Wie sie so nebeneinander auf dem Bett saßen, waren sie dem Blick der Toten schutzlos ausgeliefert.
Amy sah Luca an. Auch er hatte noch nicht begonnen, weiter zu leben. Der Schrecken war noch zu frisch. Sie waren jetzt zwei Tage im Krankenhaus und warteten auf ihre Familien, auf den Bescheid, nach Hause zu dürfen, auf die Fragen der Polizei.
Es verging keine Zeit, während sie da saßen und warteten.
Luca erwiderte Amys Blick. Es war so unrealistisch, dass ausgerechnet sie hier sitzen sollten, von allen, die mitgefahren waren. Glück, Schicksal, Zufall, was auch immer entschieden hatte, dass ausgerechnet sie überlebten - Amy wünschte, es wäre anders gewesen.
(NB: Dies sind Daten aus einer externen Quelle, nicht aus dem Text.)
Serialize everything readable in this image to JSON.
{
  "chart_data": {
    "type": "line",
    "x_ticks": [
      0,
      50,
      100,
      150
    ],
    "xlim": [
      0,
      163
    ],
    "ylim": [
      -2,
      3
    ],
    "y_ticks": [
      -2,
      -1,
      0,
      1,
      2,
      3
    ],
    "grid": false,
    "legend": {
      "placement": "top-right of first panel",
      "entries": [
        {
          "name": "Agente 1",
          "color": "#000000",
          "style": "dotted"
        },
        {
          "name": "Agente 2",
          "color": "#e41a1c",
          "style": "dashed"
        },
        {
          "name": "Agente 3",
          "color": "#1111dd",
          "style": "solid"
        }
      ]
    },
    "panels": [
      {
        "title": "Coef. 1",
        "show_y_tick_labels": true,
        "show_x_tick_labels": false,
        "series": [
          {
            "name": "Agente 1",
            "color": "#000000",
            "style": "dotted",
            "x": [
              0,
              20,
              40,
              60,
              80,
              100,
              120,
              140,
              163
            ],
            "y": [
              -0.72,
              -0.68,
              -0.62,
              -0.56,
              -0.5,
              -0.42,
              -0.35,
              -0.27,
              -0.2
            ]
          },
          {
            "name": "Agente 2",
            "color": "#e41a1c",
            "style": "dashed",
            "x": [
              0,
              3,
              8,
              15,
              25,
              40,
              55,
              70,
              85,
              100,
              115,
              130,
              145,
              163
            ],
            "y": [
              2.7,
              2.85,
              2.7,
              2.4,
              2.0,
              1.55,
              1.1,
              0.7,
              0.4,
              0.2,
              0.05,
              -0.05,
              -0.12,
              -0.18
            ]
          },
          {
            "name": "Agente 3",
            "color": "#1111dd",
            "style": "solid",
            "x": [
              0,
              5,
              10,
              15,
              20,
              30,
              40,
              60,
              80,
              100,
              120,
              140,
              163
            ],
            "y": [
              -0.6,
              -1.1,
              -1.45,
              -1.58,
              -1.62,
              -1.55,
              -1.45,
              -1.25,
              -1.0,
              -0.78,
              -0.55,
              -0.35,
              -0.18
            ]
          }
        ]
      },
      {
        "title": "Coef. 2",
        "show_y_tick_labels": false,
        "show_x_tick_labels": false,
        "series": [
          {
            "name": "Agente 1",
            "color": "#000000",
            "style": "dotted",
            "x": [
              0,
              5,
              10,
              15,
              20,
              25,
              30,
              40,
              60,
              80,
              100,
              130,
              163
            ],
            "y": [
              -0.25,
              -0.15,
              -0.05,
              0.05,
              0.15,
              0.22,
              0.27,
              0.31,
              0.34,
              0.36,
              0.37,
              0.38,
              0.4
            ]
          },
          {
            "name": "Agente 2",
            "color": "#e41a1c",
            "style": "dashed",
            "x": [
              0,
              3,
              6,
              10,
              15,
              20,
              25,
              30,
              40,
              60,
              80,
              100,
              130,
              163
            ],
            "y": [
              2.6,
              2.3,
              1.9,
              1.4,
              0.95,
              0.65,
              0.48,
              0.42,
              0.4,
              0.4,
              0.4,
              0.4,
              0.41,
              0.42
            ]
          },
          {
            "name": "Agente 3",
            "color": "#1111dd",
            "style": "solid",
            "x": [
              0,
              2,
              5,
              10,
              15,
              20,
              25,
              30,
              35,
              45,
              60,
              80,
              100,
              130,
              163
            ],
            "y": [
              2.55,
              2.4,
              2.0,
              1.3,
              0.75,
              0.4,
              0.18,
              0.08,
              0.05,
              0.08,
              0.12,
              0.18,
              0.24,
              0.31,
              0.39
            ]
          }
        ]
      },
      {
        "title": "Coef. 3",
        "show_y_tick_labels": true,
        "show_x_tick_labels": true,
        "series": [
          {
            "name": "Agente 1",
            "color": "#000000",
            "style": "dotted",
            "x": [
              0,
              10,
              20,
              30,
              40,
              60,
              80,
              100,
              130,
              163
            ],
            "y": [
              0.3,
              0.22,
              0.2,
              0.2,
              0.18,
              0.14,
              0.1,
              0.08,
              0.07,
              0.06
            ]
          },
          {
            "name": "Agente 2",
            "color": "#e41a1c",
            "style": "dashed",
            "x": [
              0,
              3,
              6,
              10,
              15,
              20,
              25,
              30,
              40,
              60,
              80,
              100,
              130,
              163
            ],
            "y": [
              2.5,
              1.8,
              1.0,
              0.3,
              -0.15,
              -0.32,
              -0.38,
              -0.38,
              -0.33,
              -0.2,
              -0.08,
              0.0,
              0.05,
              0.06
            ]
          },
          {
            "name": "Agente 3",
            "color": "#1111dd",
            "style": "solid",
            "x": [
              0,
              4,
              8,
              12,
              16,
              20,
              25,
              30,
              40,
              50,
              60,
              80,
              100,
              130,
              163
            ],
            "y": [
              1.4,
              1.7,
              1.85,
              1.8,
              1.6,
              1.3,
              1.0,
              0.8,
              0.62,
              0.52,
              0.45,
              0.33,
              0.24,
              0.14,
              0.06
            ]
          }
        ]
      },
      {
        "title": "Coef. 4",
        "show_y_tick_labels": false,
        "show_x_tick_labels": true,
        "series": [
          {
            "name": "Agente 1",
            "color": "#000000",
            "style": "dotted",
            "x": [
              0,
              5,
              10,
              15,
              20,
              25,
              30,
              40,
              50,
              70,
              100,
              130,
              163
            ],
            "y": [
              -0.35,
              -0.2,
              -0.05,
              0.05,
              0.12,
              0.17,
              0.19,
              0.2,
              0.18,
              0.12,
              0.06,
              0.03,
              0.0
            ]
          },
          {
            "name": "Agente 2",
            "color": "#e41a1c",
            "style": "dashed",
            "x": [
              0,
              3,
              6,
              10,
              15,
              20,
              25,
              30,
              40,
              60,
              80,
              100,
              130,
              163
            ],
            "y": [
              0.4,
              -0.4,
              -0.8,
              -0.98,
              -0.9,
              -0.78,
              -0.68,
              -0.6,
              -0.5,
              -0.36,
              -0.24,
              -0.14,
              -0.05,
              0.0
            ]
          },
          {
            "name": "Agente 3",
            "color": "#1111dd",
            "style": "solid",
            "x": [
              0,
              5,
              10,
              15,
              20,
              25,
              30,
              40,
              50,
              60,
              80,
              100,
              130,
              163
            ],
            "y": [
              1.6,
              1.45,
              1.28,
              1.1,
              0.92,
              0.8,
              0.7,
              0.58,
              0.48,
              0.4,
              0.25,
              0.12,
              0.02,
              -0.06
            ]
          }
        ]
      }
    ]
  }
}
Sie lächelte Luca zu. Er lächelte zurück. Kicherte. Amy fiel mit ein. Es gab keinen Grund, es fühlte sich nur gut an.
Bald lachten sie schallend, denn ein Mensch kann nicht für alle Zeit traurig sein. Die Wunden würden niemals heilen. Aber sie hatten noch ein ganzes Leben vor sich, um nach einem Verband für die Narben zu suchen. Sie würden sich erinnern. Und sie würden leben.